Inspired by the famous painting ‘A Sunday afternoon on the island of La Grande Jatte’ by Georges Seurat, and performed by the Royal Scottish Academy of Music and Drama, this classic Sondheim musical premiered at C Venues with limited success. It was unfortunate that due to technical difficulties, the opening night was delayed by 20 minutes, and even as we were admitted to the auditorium, I was unsure whether the opening sequence was Brechtian, or a continuation of the technical disruptions. This caused confusion later in the plot, where the lighting display at an art gallery fails and I was left wondering whether the actors were making slick use of adlib. Perhaps it was these circumstances which affected the energy of the show, as I felt that it was slow at times, and lacking something. It certainly was not an absence of talent, the cast were undoubtedly talented musical theatre performers which shone though in confident solo’s but I felt their strength lay in the ensemble numbers which showcased effortless beautiful harmonies, especially in the title song which was a powerful opening and closing number.

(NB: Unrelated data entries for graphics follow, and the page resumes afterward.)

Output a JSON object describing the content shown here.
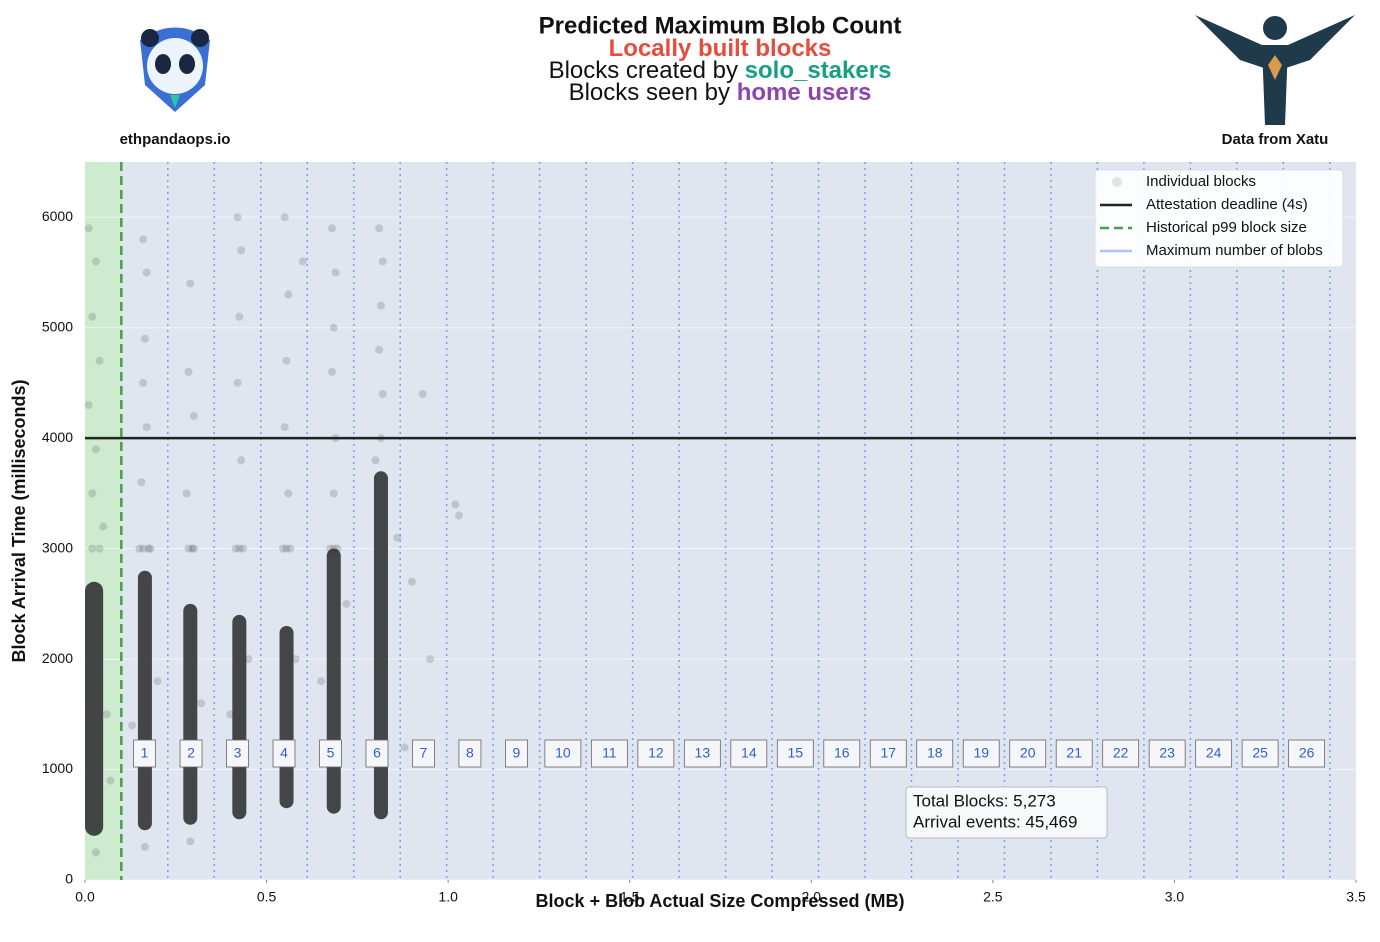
{
  "chart_data": {
    "type": "scatter",
    "title": "Predicted Maximum Blob Count",
    "subtitle_lines": [
      [
        {
          "text": "Locally built blocks",
          "color": "#e74c3c"
        }
      ],
      [
        {
          "text": "Blocks created by ",
          "color": "#111111"
        },
        {
          "text": "solo_stakers",
          "color": "#16a085"
        }
      ],
      [
        {
          "text": "Blocks seen by ",
          "color": "#111111"
        },
        {
          "text": "home users",
          "color": "#8e44ad"
        }
      ]
    ],
    "left_logo_caption": "ethpandaops.io",
    "right_logo_caption": "Data from Xatu",
    "xlabel": "Block + Blob Actual Size Compressed (MB)",
    "ylabel": "Block Arrival Time (milliseconds)",
    "xlim": [
      0,
      3.5
    ],
    "xticks": [
      {
        "value": 0,
        "label": "0.0"
      },
      0.5,
      {
        "value": 1,
        "label": "1.0"
      },
      1.5,
      {
        "value": 2,
        "label": "2.0"
      },
      2.5,
      {
        "value": 3,
        "label": "3.0"
      },
      3.5
    ],
    "ylim": [
      0,
      6500
    ],
    "yticks": [
      0,
      1000,
      2000,
      3000,
      4000,
      5000,
      6000
    ],
    "grid": true,
    "legend_position": "upper right",
    "series": [
      {
        "name": "Individual blocks",
        "color": "#333333",
        "x": [
          0.01,
          0.03,
          0.02,
          0.04,
          0.01,
          0.03,
          0.02,
          0.05,
          0.02,
          0.04,
          0.03,
          0.06,
          0.07,
          0.16,
          0.17,
          0.165,
          0.16,
          0.17,
          0.155,
          0.15,
          0.16,
          0.175,
          0.18,
          0.2,
          0.13,
          0.165,
          0.29,
          0.285,
          0.3,
          0.28,
          0.285,
          0.295,
          0.3,
          0.32,
          0.29,
          0.42,
          0.43,
          0.425,
          0.42,
          0.43,
          0.415,
          0.425,
          0.435,
          0.45,
          0.4,
          0.55,
          0.56,
          0.555,
          0.55,
          0.56,
          0.545,
          0.555,
          0.565,
          0.6,
          0.58,
          0.68,
          0.69,
          0.685,
          0.68,
          0.69,
          0.685,
          0.675,
          0.685,
          0.695,
          0.72,
          0.65,
          0.81,
          0.82,
          0.815,
          0.81,
          0.82,
          0.815,
          0.86,
          0.9,
          0.95,
          0.93,
          0.88,
          1.02,
          1.03,
          0.8
        ],
        "values": [
          5900,
          5600,
          5100,
          4700,
          4300,
          3900,
          3500,
          3200,
          3000,
          3000,
          250,
          1500,
          900,
          5800,
          5500,
          4900,
          4500,
          4100,
          3600,
          3000,
          3000,
          3000,
          3000,
          1800,
          1400,
          300,
          5400,
          4600,
          4200,
          3500,
          3000,
          3000,
          3000,
          1600,
          350,
          6000,
          5700,
          5100,
          4500,
          3800,
          3000,
          3000,
          3000,
          2000,
          1500,
          6000,
          5300,
          4700,
          4100,
          3500,
          3000,
          3000,
          3000,
          5600,
          2000,
          5900,
          5500,
          5000,
          4600,
          4000,
          3500,
          3000,
          3000,
          3000,
          2500,
          1800,
          5900,
          5600,
          5200,
          4800,
          4400,
          4000,
          3100,
          2700,
          2000,
          4400,
          1200,
          3400,
          3300,
          3800
        ],
        "density": {
          "x": [
            0.025,
            0.165,
            0.29,
            0.425,
            0.555,
            0.685,
            0.815
          ],
          "low": [
            400,
            450,
            500,
            550,
            650,
            600,
            550
          ],
          "high": [
            2700,
            2800,
            2500,
            2400,
            2300,
            3000,
            3700
          ]
        }
      },
      {
        "name": "Attestation deadline (4s)",
        "color": "#222222",
        "y": 4000
      },
      {
        "name": "Historical p99 block size",
        "color": "#4a9e4a",
        "x": 0.1
      },
      {
        "name": "Maximum number of blobs",
        "color": "#7d9ef0",
        "x": [
          0.228,
          0.356,
          0.484,
          0.612,
          0.74,
          0.868,
          0.996,
          1.124,
          1.252,
          1.38,
          1.508,
          1.636,
          1.764,
          1.892,
          2.02,
          2.148,
          2.276,
          2.404,
          2.532,
          2.66,
          2.788,
          2.916,
          3.044,
          3.172,
          3.3,
          3.428
        ],
        "labels": [
          1,
          2,
          3,
          4,
          5,
          6,
          7,
          8,
          9,
          10,
          11,
          12,
          13,
          14,
          15,
          16,
          17,
          18,
          19,
          20,
          21,
          22,
          23,
          24,
          25,
          26
        ]
      }
    ],
    "annotation_lines": [
      "Total Blocks: 5,273",
      "Arrival events: 45,469"
    ]
  }
}
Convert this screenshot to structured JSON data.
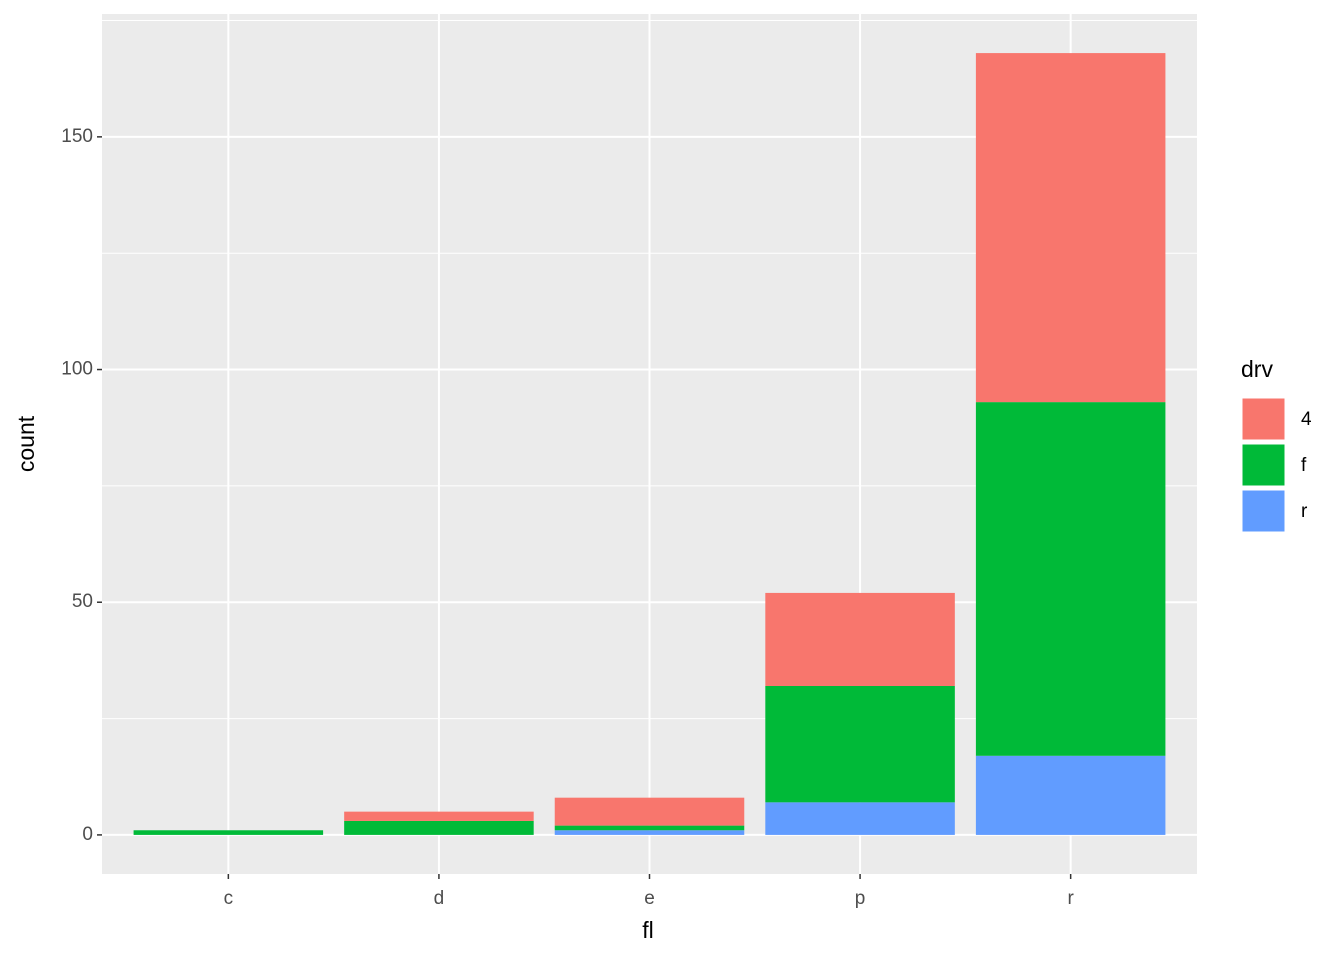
{
  "chart_data": {
    "type": "stacked-bar",
    "x_label": "fl",
    "y_label": "count",
    "categories": [
      "c",
      "d",
      "e",
      "p",
      "r"
    ],
    "legend_title": "drv",
    "series": [
      {
        "name": "4",
        "color": "#F8766D",
        "values": [
          0,
          2,
          6,
          20,
          75
        ]
      },
      {
        "name": "f",
        "color": "#00BA38",
        "values": [
          1,
          3,
          1,
          25,
          76
        ]
      },
      {
        "name": "r",
        "color": "#619CFF",
        "values": [
          0,
          0,
          1,
          7,
          17
        ]
      }
    ],
    "ylim": [
      -8.4,
      176.4
    ],
    "yticks": [
      0,
      50,
      100,
      150
    ],
    "yminor": [
      25,
      75,
      125,
      175
    ],
    "grid": true,
    "legend": "right"
  }
}
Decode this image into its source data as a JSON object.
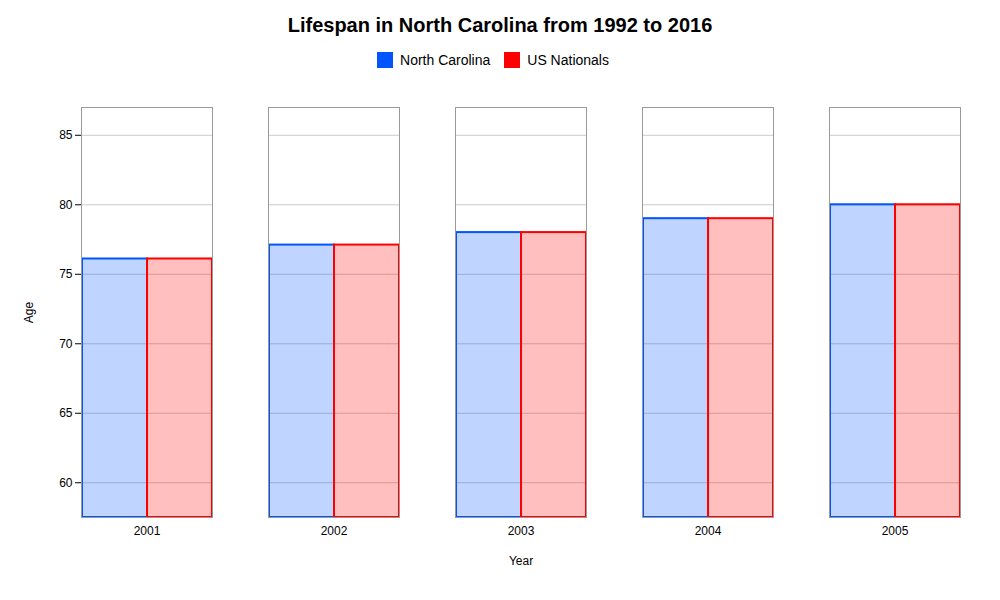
{
  "chart_data": {
    "type": "bar",
    "title": "Lifespan in North Carolina from 1992 to 2016",
    "xlabel": "Year",
    "ylabel": "Age",
    "categories": [
      2001,
      2002,
      2003,
      2004,
      2005
    ],
    "series": [
      {
        "name": "North Carolina",
        "color": "#0055ff",
        "values": [
          76.1,
          77.1,
          78.0,
          79.0,
          80.0
        ]
      },
      {
        "name": "US Nationals",
        "color": "#ff0000",
        "values": [
          76.1,
          77.1,
          78.0,
          79.0,
          80.0
        ]
      }
    ],
    "ylim": [
      57.5,
      87
    ],
    "yticks": [
      60,
      65,
      70,
      75,
      80,
      85
    ],
    "grid": true,
    "legend": "top"
  }
}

The costume was fitting to the two periods, which was important to distinguish the time jump in the second half, but even with the visual aids, I found it confusing how the actor who played George in 1884, wore a costume very similar to his modern outfit, and also played a character with the same name. It was also a close match to the original painting, and a replica of this dominated the scenery. Selected props were cardboard cutouts, such as the parasols, and even the dogs, which were painted using a similar brushstroke to Seurat. This was a clever aesthetic choice to tie in the actors blocking with the subjects in the painting, and was particularly effective in the still tableau of the aforementioned painting, with the exception of the spare soldier which was intended to be a comic tool, but it didn’t seem to add anything to the show.
The leading lady who played ‘Dot’ stole the show for me, but I was unconvinced by the characterisation of ‘George’ who as the artist ironically lacked depth. A common criticism of Musicals is the lesser acting ability, and sadly this let it down across the board, as it was not as strong but elements of comedy were mastered neatly, and the singing was to a very high standard. I think the company could have been more adventurous with their revival of this show, but it was a confident performance, if a bit dull.